Date: 2013-08-30 07:22 pm (UTC)From: [identity profile] rockinlibrarian.livejournal.com
I'd be flattered if you shared this!

I actually thought after I WROTE this that maybe I should give in and try to write nonfiction, an essay-memoir-whatever-these-blog-posts-are sort of book rather than fiction, since these are screaming to be written more than any made up stories I can think of at the moment. I'm not exactly sure what the premise would be though, that would fill a whole book.

There are many recorded instances of Mister Rogers having that effect on kids. For my part, growing up in a loving and safe home but having a serious phobia problem (I MAY have had an undiagnosed anxiety disorder as a child), I loved Mister Rogers because he had the only kids' show I wasn't IRRATIONALLY TERRIFIED of for many years!

Date: 2013-08-31 05:38 pm (UTC)From: [identity profile] vovat.livejournal.com
Well, it IS Fox News, and their general view tends to be that people who don't fit into a certain group really ARE worthless. The poor, for instance.

Date: 2013-08-31 06:05 pm (UTC)From: [identity profile] rockinlibrarian.livejournal.com
Which is why all their commentators who claim to be speaking for Christianity need to cut it out already.

Date: 2013-09-04 03:31 pm (UTC)From: [identity profile] elouise82.livejournal.com
I've been wanting to comment on this for a few days now. Never seem to have the time to sit and write out the thoughts swirling.

I think some of the difficulty with the "special" label is that people don't define it. If special = extraordinary (ie, having superpowers ala The Incredibles, which was the first place I heard that "if everyone is special than nobody is" line), then obviously, yes. But if special means "you are a person of value just by being here on this earth," then YES OF COURSE EVERYONE IS SPECIAL. And I believe that's how Mr Rogers meant it, and how we ought to think.

There was a kids' radio show several years again called Jungle Jam and Friends that had some great songs, one of which had the chorus: "Everybody's special, including you and me; God made us just the way he wanted us to be," and then the verses were all about how each animal in the jungle is different, but all special because of their differences AND in their similarities. It's a pretty great, simple message (and catchy tune which I will now have in my head all day, go me).
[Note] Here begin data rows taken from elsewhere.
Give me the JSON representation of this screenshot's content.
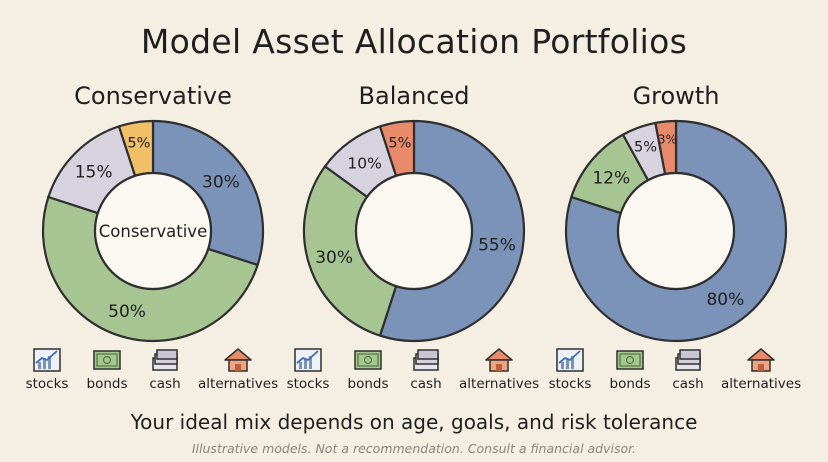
{
  "title": "Model Asset Allocation Portfolios",
  "colors": {
    "stocks": "#7b93b8",
    "bonds": "#a7c592",
    "cash": "#d6d2de",
    "alternatives_cons": "#f0bf66",
    "alternatives": "#e98b6b",
    "outline": "#2f2f2f"
  },
  "legend": {
    "items": [
      {
        "key": "stocks",
        "label": "stocks",
        "icon": "stock-chart-icon"
      },
      {
        "key": "bonds",
        "label": "bonds",
        "icon": "bond-certificate-icon"
      },
      {
        "key": "cash",
        "label": "cash",
        "icon": "cash-stack-icon"
      },
      {
        "key": "alternatives",
        "label": "alternatives",
        "icon": "house-icon"
      }
    ]
  },
  "chart_data": [
    {
      "type": "pie",
      "title": "Conservative",
      "center_label": "Conservative",
      "categories": [
        "stocks",
        "bonds",
        "cash",
        "alternatives"
      ],
      "values": [
        30,
        50,
        15,
        5
      ],
      "labels": [
        "30%",
        "50%",
        "15%",
        "5%"
      ],
      "alt_color": "#f0bf66"
    },
    {
      "type": "pie",
      "title": "Balanced",
      "center_label": "",
      "categories": [
        "stocks",
        "bonds",
        "cash",
        "alternatives"
      ],
      "values": [
        55,
        30,
        10,
        5
      ],
      "labels": [
        "55%",
        "30%",
        "10%",
        "5%"
      ],
      "alt_color": "#e98b6b"
    },
    {
      "type": "pie",
      "title": "Growth",
      "center_label": "",
      "categories": [
        "stocks",
        "bonds",
        "cash",
        "alternatives"
      ],
      "values": [
        80,
        12,
        5,
        3
      ],
      "labels": [
        "80%",
        "12%",
        "5%",
        "3%"
      ],
      "alt_color": "#e98b6b"
    }
  ],
  "footer": {
    "main": "Your ideal mix depends on age, goals, and risk tolerance",
    "note": "Illustrative models. Not a recommendation. Consult a financial advisor."
  }
}
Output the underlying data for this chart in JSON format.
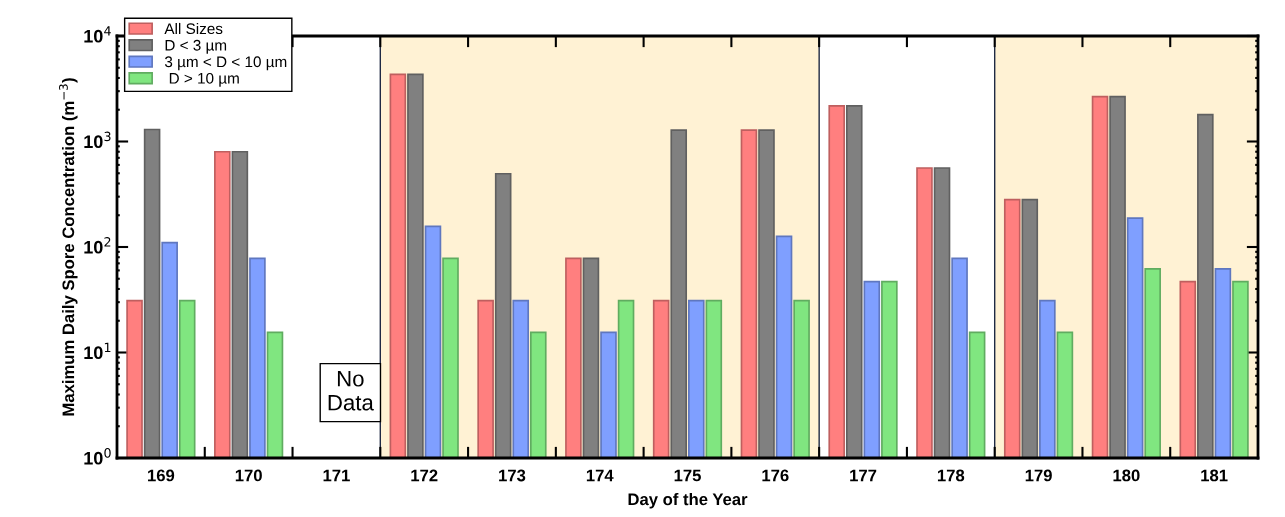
{
  "chart_data": {
    "type": "bar",
    "xlabel": "Day of the Year",
    "ylabel": "Maximum Daily Spore Concentration (m$^{−3}$)",
    "x": [
      169,
      170,
      171,
      172,
      173,
      174,
      175,
      176,
      177,
      178,
      179,
      180,
      181
    ],
    "xlim": [
      168.5,
      181.5
    ],
    "xticks": [
      169,
      170,
      171,
      172,
      173,
      174,
      175,
      176,
      177,
      178,
      179,
      180,
      181
    ],
    "log": true,
    "ylim": [
      1,
      10000
    ],
    "yticks": [
      {
        "value": 1,
        "label": "10$^{0}$"
      },
      {
        "value": 10,
        "label": "10$^{1}$"
      },
      {
        "value": 100,
        "label": "10$^{2}$"
      },
      {
        "value": 1000,
        "label": "10$^{3}$"
      },
      {
        "value": 10000,
        "label": "10$^{4}$"
      }
    ],
    "series": [
      {
        "name": "All Sizes",
        "color": "#ff7f7f",
        "values": [
          31,
          800,
          null,
          4330,
          31,
          78,
          31,
          1280,
          2180,
          561,
          281,
          2660,
          47
        ]
      },
      {
        "name": "D < 3 µm",
        "color": "#808080",
        "values": [
          1300,
          800,
          null,
          4330,
          495,
          78,
          1280,
          1280,
          2180,
          561,
          281,
          2660,
          1800
        ]
      },
      {
        "name": "3 µm < D < 10 µm",
        "color": "#7f9fff",
        "values": [
          110,
          78,
          null,
          157,
          31,
          15.5,
          31,
          126,
          47,
          78,
          31,
          188,
          62
        ]
      },
      {
        "name": " D > 10 µm",
        "color": "#80e680",
        "values": [
          31,
          15.5,
          null,
          78,
          15.5,
          31,
          31,
          31,
          47,
          15.5,
          15.5,
          62,
          47
        ]
      }
    ],
    "bands": [
      {
        "axis": "x",
        "from": 171.5,
        "to": 176.5,
        "color": "#fff2d4"
      },
      {
        "axis": "x",
        "from": 178.5,
        "to": 181.5,
        "color": "#fff2d4"
      }
    ],
    "annotations": [
      "No\nData"
    ],
    "legend": "top left",
    "grid": false
  }
}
I think the drive for competitiveness over cooperation in this culture has also encouraged the notion that we have to earn the right to be called special. But that's a whole 'nother kettle of fish ...

Date: 2013-09-05 07:29 pm (UTC)From: [identity profile] rockinlibrarian.livejournal.com
Hmm, I'm not sure that IS a whole 'nother kettle of fish, because I was totally thinking that as I was writing this, too. Same really big kettle.

I agree--and here's a great Mr. Rogers story

Date: 2013-09-16 05:34 pm (UTC)From: (Anonymous)
Amy, you are so right! What a great way of putting it. And I understand what you mean about depression and those messages.

My favorite Mr. Rogers story is about how he was living in some big city like Detroit or Cleveland, and somebody stole his car. So it was on the news that night, and the next day they found the car back where it started with a note on it: "We're sorry, Mr. Rogers. We didn't know it was you."